• La Chine est le premier producteur mondial de gaz à effets de serre avec plus de 10 milliards de tonnes de CO2 émises en 2018, correspondant à presque 30 % des GES émis à l’échelle mondiale. Son mix national reposait en 2018 à 73 % sur le charbon pour sa production d’énergie, faisant du pays l’un des moins avancés pour atteindre la neutralité carbone.

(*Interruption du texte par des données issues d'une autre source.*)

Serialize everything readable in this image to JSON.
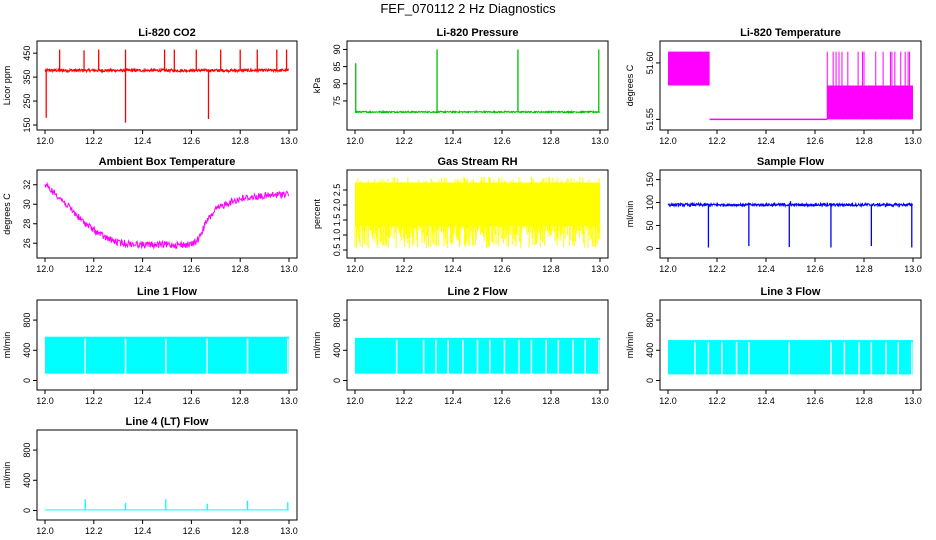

En juillet dernier, la Chine lançait son premier système d’échange de quotas d’émissions de CO2, laissant présager l’amorce d’un changement dans la stratégie énergétique chinoise, conformément aux objectifs fixés dans le quatorzième plan quinquennal.
  • Pékin s’est fixé l’objectif de réduire de 65 % ses émissions de gaz à effet de serre d’ici 2030, devant les 55 % de l’Union européenne à la même échéance fixés par le plan Fit for 55, et souhaite atteindre la neutralité carbone avant 2060. Cependant, si la Chine est un pollueur important à l’intérieur de ses frontières, elle contribue également à la pollution à l’échelle globale en construisant ainsi qu’en finançant la construction de centrales à charbon à l’étranger.
  • Dans le premier numéro de la nouvelle revue du Groupe d’études géopolitiques, GREEN, Han Chen et Cecilia Springer observent que « la répartition régionale des investissements chinois dans des centrales électriques à l’étranger ne présente pas de logique apparente, et est très inégale. Les différents types de combustibles et leurs proportions varient également selon les régions »1. Devant les investissements directs à l’étranger (IDE), ce sont les « Ingénierie, Approvisionnement et Construction » (IAC) qui incarnent le plus l’implication chinoise dans la production d’électricité à l’étranger.
  • La majorité des investissements et contrats chinois visant à construire des centrales à charbon à l’étranger concernent des pays asiatiques du Sud-Est et du Sud, pour la plupart traversés par les Nouvelles routes de la soie. L’Inde figure à la tête de ce classement avec un total de 49 gigawatts (GW) de centrales charbon associées à des entrepreneurs de construction chinois, sur un total de 150 GW identifiés.
  • La carte des centrales de production d’électricité financées par la Chine à l’échelle mondiale montre qu’au-delà de la place prépondérante de l’Inde, les centrales en projet ou opérationnelles s’étendent bien au-delà des Nouvelles routes de la soie, ou de la zone d’influence régionale chinoise. Depuis le début du siècle, la Chine a su s’imposer comme un acteur incontournable pour permettre à certains pays en développement, comme le Myanmar ou le Cambodge, de fournir de l’électricité à leurs populations en proposant des solutions de financement ainsi que des aides au développement.
  • L’annonce faite par Xi Jinping à l’Assemblée générale des Nations unies marque un point de rupture important pour la transition énergétique, mais ne signifie pas pour autant que la Chine cessera d’investir dans de telles infrastructures à l’étranger via des IDE ou à travers des banques politiques. Toutefois, si pour le moment la Chine a « uniquement soutenu des projets au charbon à l’étranger, et même exclusivement en Asie centrale et du Sud sur la période 2000-2033 », elle pourrait progressivement se tourner vers le financement d’énergies renouvelables à l’étranger.
  • Ainsi, il se pourrait que cette annonce confirme le changement de stratégie opéré par Xi Jinping consacrant la Chine comme une puissance écologique globale. Si des obstacles politiques subsistent pour effectuer une transition radicale des énergies fossiles vers les énergies renouvelables, Pékin aurait grand intérêt à parier sur des Nouvelles routes de la soie plus écologiques. La reconnaissance grandissante de la primauté de la nécessité de la transition énergétique afin de lutter contre le réchauffement climatique fait de l’écologisme un des champs de bataille de la nouvelle guerre froide qui se joue entre la Chine et les États-Unis ; dans cette optique, il est fort à parier que Pékin y trouve un intérêt certain.
Sources
  1. Han Chen et Cecilia Springer, « Routes de la soie : disparités et inégalités des investissements énergétiques régionaux de la Chine », GREEN, n° 1, Groupe d’études géopolitiques.